GoCatch confirmed its drivers would also be performing rides to and from the airport, after a spokeswoman for Sydney Airport said it was open to allowing other driver services to pick up passengers as well.
In February, taxi app platform GoCatch launched its own ride-booking service, GoCar, to compete directly with Uber.
GoCatch announced the same day as the airport approval that it was cutting its fares by 5 percent, seeing the ride-booking service cost up to 35 percent less than a traditional taxi.
After launching a campaign to fine Queensland Premier Annastacia Palaszczuk for punishing its drivers last month, Uber has launched a new service in the sunshine state this week in direct competition to maxi-cabs.
The California-based startup has emailed its customers to announce the launch of UberXL, which gives access to vehicles seating up to six people, with Uber claiming the service is up to 30 percent cheaper than a maxi-taxi.
In May, 51 Brisbane drivers racked up over AU$120,000 worth of fines during the Labour Day long weekend alone, with transport officers undertaking 78 hours of enforcement activity over the period.
"While the Queensland government welcomes innovation in transport, passenger safety will always remain our number one priority," Queensland's Transport Minister Stirling Hinchliffe said of the operation.
"Our transport inspectors must have the appropriate tools to ensure that they can uphold the current and any future regulations."
The Brisbane blitz came after the state government last month passed new legislation to crack down on Uber drivers, which included increased fines and more powers for traffic enforcement officers.
Under the new legislation, fines have jumped from AU$1,413 to AU$2,356 for drivers, while Uber itself could be fined up to AU$23,560. Uber has previously said that it will operate as normal, and will challenge the fines in court.
After the new laws came into play, 370 infringement notices were issued to Uber drivers, including 331 fines for using a vehicle that was not a taxi, within the space of a month.
A Queensland government taskforce has been set up to review how ride-booking services like Uber are to operate in the state, with the taskforce's chairman, Jim Varghese, confirming the review is also looking at linking taxis to public transport networks to help drivers maintain revenue in the face of the increased competition from Uber.
The taskforce findings are to be completed and released in July, after Palaszczuk indicated in April that she was fed up with waiting for the review.
In launching UberXL, the ride-booking service has been accused of disrespecting the state government as well as the review.
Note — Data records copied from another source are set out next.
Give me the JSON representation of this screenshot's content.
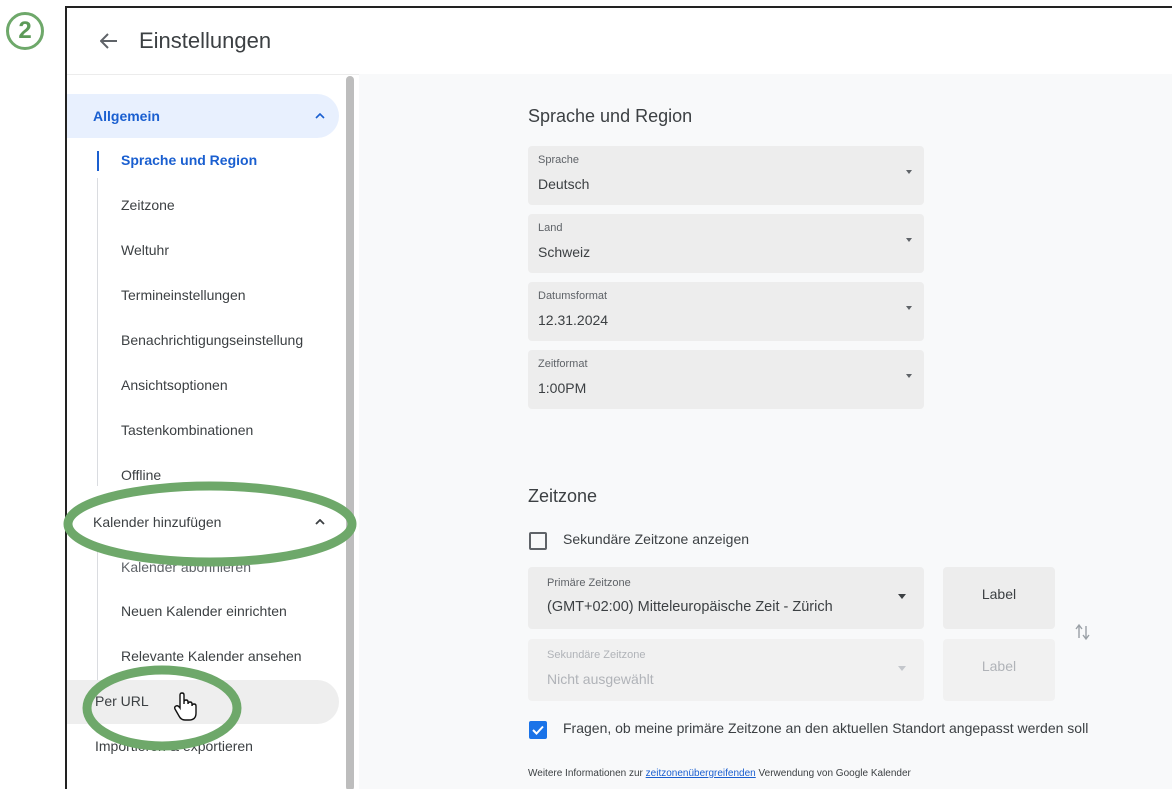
{
  "step_badge": "2",
  "header": {
    "title": "Einstellungen",
    "back_icon": "arrow-back-icon"
  },
  "sidebar": {
    "group_general": "Allgemein",
    "general_items": [
      "Sprache und Region",
      "Zeitzone",
      "Weltuhr",
      "Termineinstellungen",
      "Benachrichtigungseinstellung",
      "Ansichtsoptionen",
      "Tastenkombinationen",
      "Offline"
    ],
    "group_add_calendar": "Kalender hinzufügen",
    "add_calendar_items": [
      "Kalender abonnieren",
      "Neuen Kalender einrichten",
      "Relevante Kalender ansehen",
      "Per URL",
      "Importieren & exportieren"
    ]
  },
  "language_region": {
    "title": "Sprache und Region",
    "fields": [
      {
        "label": "Sprache",
        "value": "Deutsch"
      },
      {
        "label": "Land",
        "value": "Schweiz"
      },
      {
        "label": "Datumsformat",
        "value": "12.31.2024"
      },
      {
        "label": "Zeitformat",
        "value": "1:00PM"
      }
    ]
  },
  "timezone": {
    "title": "Zeitzone",
    "secondary_checkbox_label": "Sekundäre Zeitzone anzeigen",
    "secondary_checkbox_checked": false,
    "primary": {
      "label": "Primäre Zeitzone",
      "value": "(GMT+02:00) Mitteleuropäische Zeit - Zürich",
      "side_label": "Label"
    },
    "secondary": {
      "label": "Sekundäre Zeitzone",
      "value": "Nicht ausgewählt",
      "side_label": "Label"
    },
    "ask_checkbox_label": "Fragen, ob meine primäre Zeitzone an den aktuellen Standort angepasst werden soll",
    "ask_checkbox_checked": true,
    "info_prefix": "Weitere Informationen zur",
    "info_link": "zeitzonenübergreifenden",
    "info_suffix": "Verwendung von Google Kalender"
  },
  "colors": {
    "accent": "#1a73e8",
    "highlight_ring": "#5c9a58",
    "active_nav_bg": "#e8f0fe"
  }
}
Taxi Council Queensland chief executive Benjamin Wash said he is disappointed with Uber's latest move.
"This just demonstrates their lack of respect and the disrespect for process," Wash said.
An Uber spokeswoman said the ridesharing service was involved in the review and while there were hefty penalties for drivers and administrators, they had not altered their operations.
"Obviously we are working with the government and their review ... but at the moment it's business as usual and making sure we provide safe and affordable rides and different options for consumers," she said.